The AFL-CIO denounced the Carter administration's foreign policy yesterday, saying it had created "a growing feeling of uncertainty and insecurity in our country, particularly among those of us who had much higher hopes after the 1976 presidential election."

This message was delivered by Sol C. Chaikin, president of the International Ladies Garment Workers' Union, speaking for the labor federation to the opening session here of the influential Trilateral Commission.

Chaikin's blunt criticism of President Carter, with an undisguised expression of labor disappointment in the man it backed strongly in the election campaign against Republican Gerald R. Ford, was the sharpest made since a similar assessment early last year by AFL-CIO Secretary-Treasurer Lane Kirkland. That critique, however, was based largely on the AFL-CIO's disappointment with Carter's economic recovery program.

Chaikin is a new member of the Tri-lateral Commission, which was formed in 1973 at the suggestion of banker David Rockefeller to study proposals for joint action on pressing economic issues. There are about 200 members from North America, Europe, and Japan. Their meeting will continue here through Wednesday, and includes a reception today at the White House.

The trilateral meetings are closed to reporters, but Chaikin and Rep. John B. Anderson (Ill.), chairman of the House Republican Conference, held a press conference after an opening seminar. Under Secretary of the Treasury Anthony Solomon, a third member of the panel, did not brief reporters.
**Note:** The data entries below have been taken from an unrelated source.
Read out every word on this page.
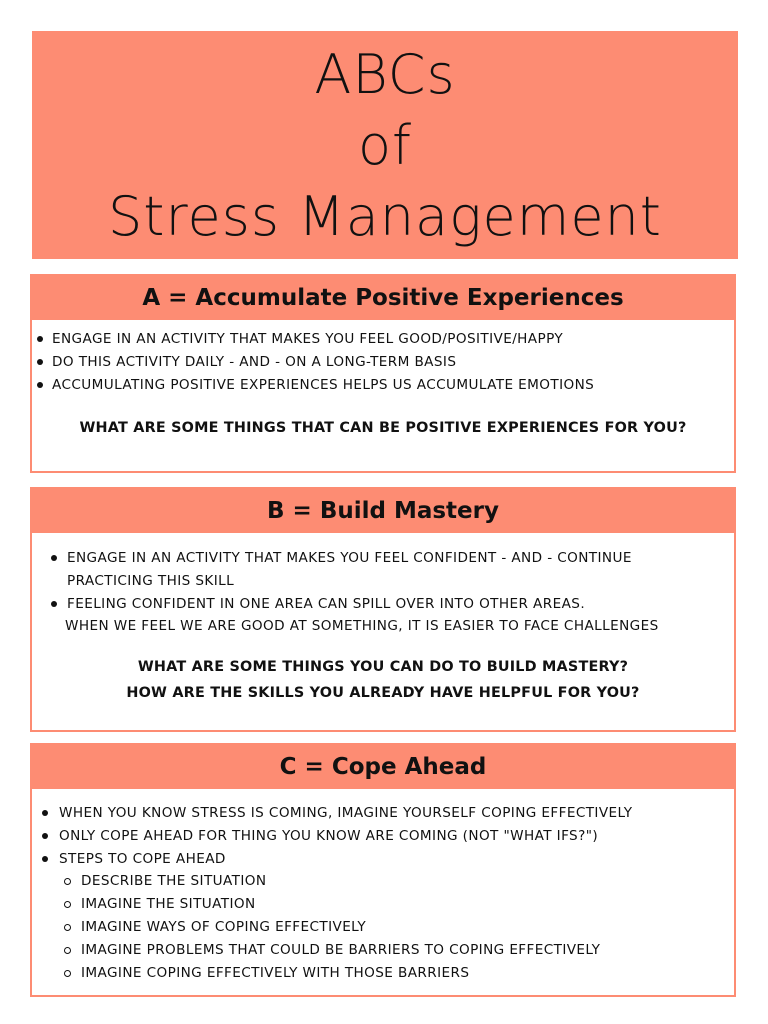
ABCs
of
Stress Management
A = Accumulate Positive Experiences
ENGAGE IN AN ACTIVITY THAT MAKES YOU FEEL GOOD/POSITIVE/HAPPY
DO THIS ACTIVITY DAILY - AND - ON A LONG-TERM BASIS
ACCUMULATING POSITIVE EXPERIENCES HELPS US ACCUMULATE EMOTIONS
WHAT ARE SOME THINGS THAT CAN BE POSITIVE EXPERIENCES FOR YOU?
B = Build Mastery
ENGAGE IN AN ACTIVITY THAT MAKES YOU FEEL CONFIDENT - AND - CONTINUE
PRACTICING THIS SKILL
FEELING CONFIDENT IN ONE AREA CAN SPILL OVER INTO OTHER AREAS.
WHEN WE FEEL WE ARE GOOD AT SOMETHING, IT IS EASIER TO FACE CHALLENGES
WHAT ARE SOME THINGS YOU CAN DO TO BUILD MASTERY?
HOW ARE THE SKILLS YOU ALREADY HAVE HELPFUL FOR YOU?
C = Cope Ahead
WHEN YOU KNOW STRESS IS COMING, IMAGINE YOURSELF COPING EFFECTIVELY
ONLY COPE AHEAD FOR THING YOU KNOW ARE COMING (NOT "WHAT IFS?")
STEPS TO COPE AHEAD
DESCRIBE THE SITUATION
IMAGINE THE SITUATION
IMAGINE WAYS OF COPING EFFECTIVELY
IMAGINE PROBLEMS THAT COULD BE BARRIERS TO COPING EFFECTIVELY
IMAGINE COPING EFFECTIVELY WITH THOSE BARRIERS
Chaikin ran through a litany of complaints on the Carter foreign policy:

He accused the Carter administration of "waffling and wobbling" on the development and deployment of neutron arms, which he said could be the most effective deterrent to "awesome" Soviet strength.

He said that "misunderstandings" between the United States and West Germany could weaken the North Atlantic Alliance, citing not only U.S. hestiation on neutron arms but also an unsteady hand in controlling the dollar, which he said "has left them [Europeans] in some kind of wonder."

He charged that the United States is prepared to recognize that the Soviet SS20 missiles are to be counted as nonstrategic weapons, merely becasue they cannot reach American territory." Chaikin warned that these "lethal" weapons could reach "and inflict great damage" on our Western European allies.

He suggested that "Washington may be getting ready to offer concessions to Moscow by declaring its readiness to restrict the range of the cruise missile." The full development of the cruise missile, he argued, would help offset existing military "imbalances that in our opinion can only encourage Soviet aggression."

He bitterly denounced the sale of F15 aircraft to Saudi Arabia, saying "we don't understand how you enhance Israel's security by giving sophisticated aircraft to those who may be Israel's enemies.

Anderson told the trilateral meeting that Congress is reasserting a role in both foreign and domestic policy issues, "but is in no position to formulate a coherent, alternative foreign policy."

Congress ad hoe, or reactive role on foreign policy issues, the Republican leader said, "can hardly be reassuring to either our allies or even potential enemies, since it is basically unpredictable, even irrational, and at times jingoistic."

Chaikin, whose powerful union has argued over the years that it is being weakened by growing imports, also made a passionate plea for "a more rational trade policy" that would protect American workers and industry.

"Free trade is a slogan that has been drained of its meaning in the last decade," Chaikin told reporters. He said that the United States needs various forms of "orderly marketing agreements" that will preserve shares of the American market for American workers and factories.

"To react after industries have been wiped out doesn't make any sense," he said.Chaikin conceded that some members of the Trilateral Commission were "provoked" by his ideas, especially recommendations for limiting the flow of capital and technology abroad. But he said he found growing support for the view that a more realistic attitude toward trade issues must be taken.

Chaikin said he was encouraged by Solomon's speech, which was not made available by the commission. Other official said Solomon stressed American willingness to contest subsidies and other unfair trade practices in negotiations now going on in Geneva.

On this same issue, Japanese Minister of Economic Planning Kiichi Miyazawa in effect agreed with Chaikin that "unconditionally free and nondiscrimintary trade is probably no longer the trump card in today's world."

But Miyazawa in a separate address noted that protectionism in all major countries comes mostly from producers, "rarely from consumers." He warned that if restrictions are to be placed on free trade, "that should not free any person or nation to neglect efforts to increase productivity."

Miyazawa also had some criticism of U.S. policy, expressed a bit more politely than Chaikin's. He noted that economic cooperation among nations is easier to set as a goal than to achieve, asserting that "the United States is indifferent, or oblivious, to the effects the fluctuating dollar has on other economics."

He also observed that although the United States is still the single strongest economy in the world, there has been "a relative decline" in the U.S. position. For example, he cited the growing power and prosperity of Japan, which in 1976 had a per capita income ratio of 1 to 1.7 with the United States, compared with only 1 to 9.9 in 1955.

"This should mean modification in American attitudes towards the world, and vice versa," Miyazawa said. The Japanese planner is often mentioned as a potential successor to the prime minister of his country.